School Committees

Dear Editor,

            As I reviewed meeting minutes of our various school committees over the past few months, I discovered something troubling: our school committees do not like to answer questions.

            I noticed that over the course of the last couple of years that each school committee had gone through the process of accepting and formally voting to approve many donations of non-monetary items: notebooks, tissues, Easter eggs, bug spray, masks, piping plover books.

            But curiously, there were no approvals for hundreds of books donated by the group Tri-Town Against Racism (TTAR).

            Thinking that the minutes containing the approvals for these books must be somewhere not available online, I asked to be provided copies of those minutes. I did not receive a response. After many follow-ups and a meeting with the Superintendent, I learned that while a January 2022 Marion School Committee meeting approved a single donation of 25 books from TTAR, there are no other records of donations from the group.

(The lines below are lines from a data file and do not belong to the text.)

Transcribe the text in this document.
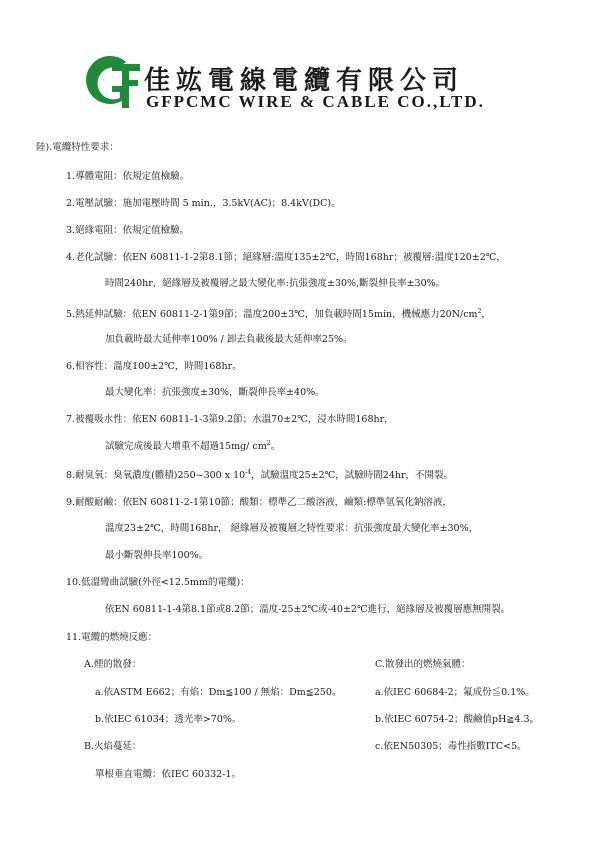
佳竑電線電纜有限公司
GFPCMC WIRE & CABLE CO.,LTD.
陸).電纜特性要求：
1.導體電阻：依規定值檢驗。
2.電壓試驗：施加電壓時間 5 min.，3.5kV(AC)；8.4kV(DC)。
3.絕緣電阻：依規定值檢驗。
4.老化試驗：依EN 60811-1-2第8.1節；絕緣層:溫度135±2℃，時間168hr；被覆層:溫度120±2℃，
時間240hr，絕緣層及被覆層之最大變化率:抗張強度±30%,斷裂伸長率±30%。
5.熱延伸試驗：依EN 60811-2-1第9節；溫度200±3℃，加負載時間15min，機械應力$20N/cm^2$，
加負載時最大延伸率100% / 卸去負載後最大延伸率25%。
6.相容性：溫度100±2℃，時間168hr。
最大變化率：抗張強度±30%，斷裂伸長率±40%。
7.被覆吸水性：依EN 60811-1-3第9.2節；水溫70±2℃，浸水時間168hr，
試驗完成後最大增重不超過15mg/ $cm^2$。
8.耐臭氧：臭氧濃度(體積)250~300 x $10^{-4}$，試驗溫度25±2℃，試驗時間24hr，不開裂。
9.耐酸耐鹼：依EN 60811-2-1第10節；酸類：標準乙二酸溶液，鹼類:標準氫氧化鈉溶液，
溫度23±2℃，時間168hr， 絕緣層及被覆層之特性要求：抗張強度最大變化率±30%，
最小斷裂伸長率100%。
10.低溫彎曲試驗(外徑<12.5mm的電纜)：
依EN 60811-1-4第8.1節或8.2節；溫度-25±2℃或-40±2℃進行，絕緣層及被覆層應無開裂。
11.電纜的燃燒反應：
A.煙的散發：	C.散發出的燃燒氣體：
a.依ASTM E662；有焰：Dm≦100 / 無焰：Dm≦250。	a.依IEC 60684-2；氟成份≦0.1%。
b.依IEC 61034；透光率>70%。	b.依IEC 60754-2；酸鹼值pH≧4.3。
B.火焰蔓延：	c.依EN50305；毒性指數ITC<5。
單根垂直電纜：依IEC 60332-1。
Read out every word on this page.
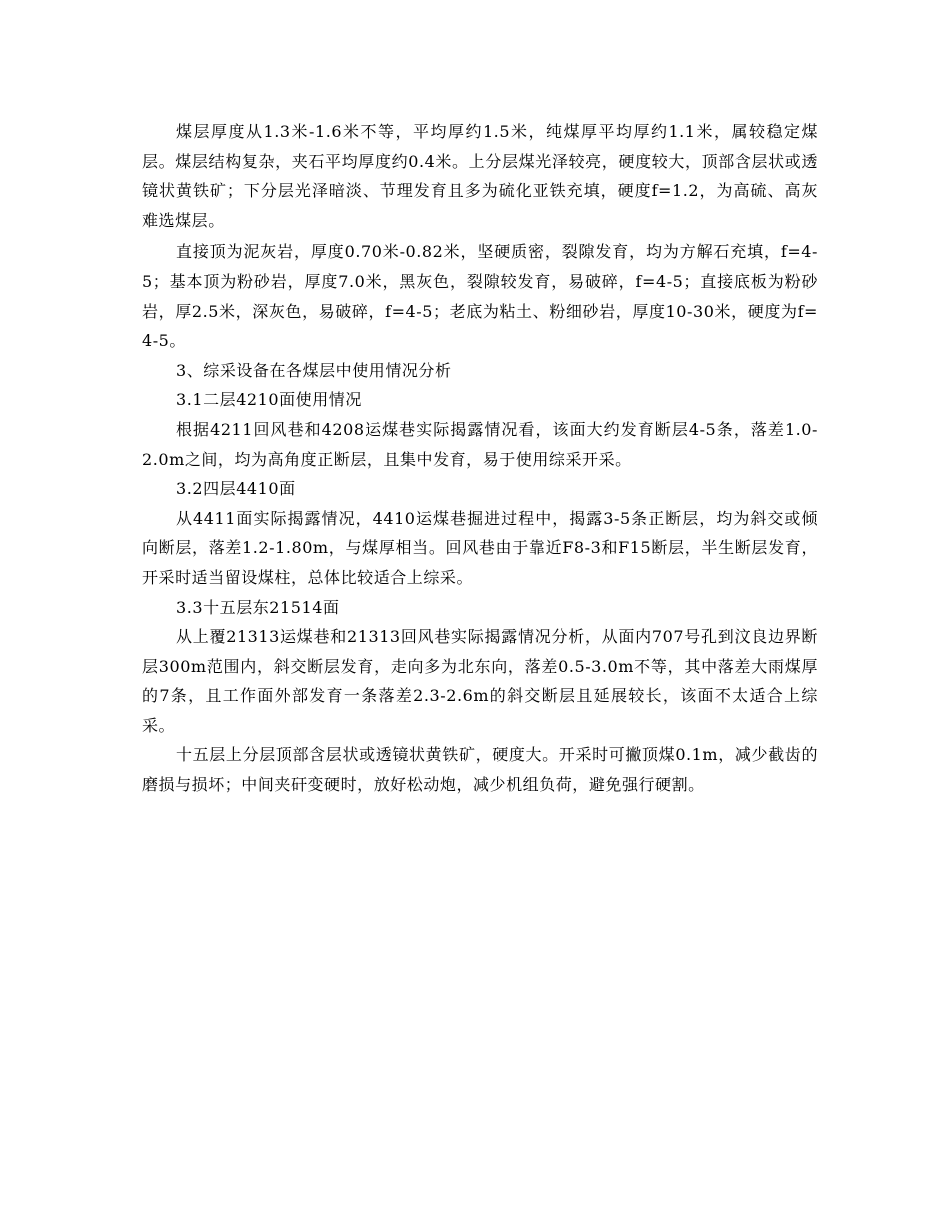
煤层厚度从1.3米-1.6米不等，平均厚约1.5米，纯煤厚平均厚约1.1米，属较稳定煤层。煤层结构复杂，夹石平均厚度约0.4米。上分层煤光泽较亮，硬度较大，顶部含层状或透镜状黄铁矿；下分层光泽暗淡、节理发育且多为硫化亚铁充填，硬度f=1.2，为高硫、高灰难选煤层。

直接顶为泥灰岩，厚度0.70米-0.82米，坚硬质密，裂隙发育，均为方解石充填，f=4-5；基本顶为粉砂岩，厚度7.0米，黑灰色，裂隙较发育，易破碎，f=4-5；直接底板为粉砂岩，厚2.5米，深灰色，易破碎，f=4-5；老底为粘土、粉细砂岩，厚度10-30米，硬度为f=4-5。

3、综采设备在各煤层中使用情况分析

3.1二层4210面使用情况

根据4211回风巷和4208运煤巷实际揭露情况看，该面大约发育断层4-5条，落差1.0-2.0m之间，均为高角度正断层，且集中发育，易于使用综采开采。

3.2四层4410面

从4411面实际揭露情况，4410运煤巷掘进过程中，揭露3-5条正断层，均为斜交或倾向断层，落差1.2-1.80m，与煤厚相当。回风巷由于靠近F8-3和F15断层，半生断层发育，开采时适当留设煤柱，总体比较适合上综采。

3.3十五层东21514面

从上覆21313运煤巷和21313回风巷实际揭露情况分析，从面内707号孔到汶良边界断层300m范围内，斜交断层发育，走向多为北东向，落差0.5-3.0m不等，其中落差大雨煤厚的7条，且工作面外部发育一条落差2.3-2.6m的斜交断层且延展较长，该面不太适合上综采。

十五层上分层顶部含层状或透镜状黄铁矿，硬度大。开采时可撇顶煤0.1m，减少截齿的磨损与损坏；中间夹矸变硬时，放好松动炮，减少机组负荷，避免强行硬割。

            Why did this one donation need to be approved by committee while other donations did not? Why are there inconsistencies?

            It’s all very confusing, and the district’s refusal to be transparent is only making matters worse.

            My OML (Open Meeting Law) complaint for the donation violation was an effort to pressure a response from the district. And what was their response? To pay a costly, taxpayer-funded lawyer to tell the community that they refuse to answer any questions.

            Whatever happened to openness and transparency?

            As a concerned parent and taxpayer, this is not acceptable to me, and I hope that you agree.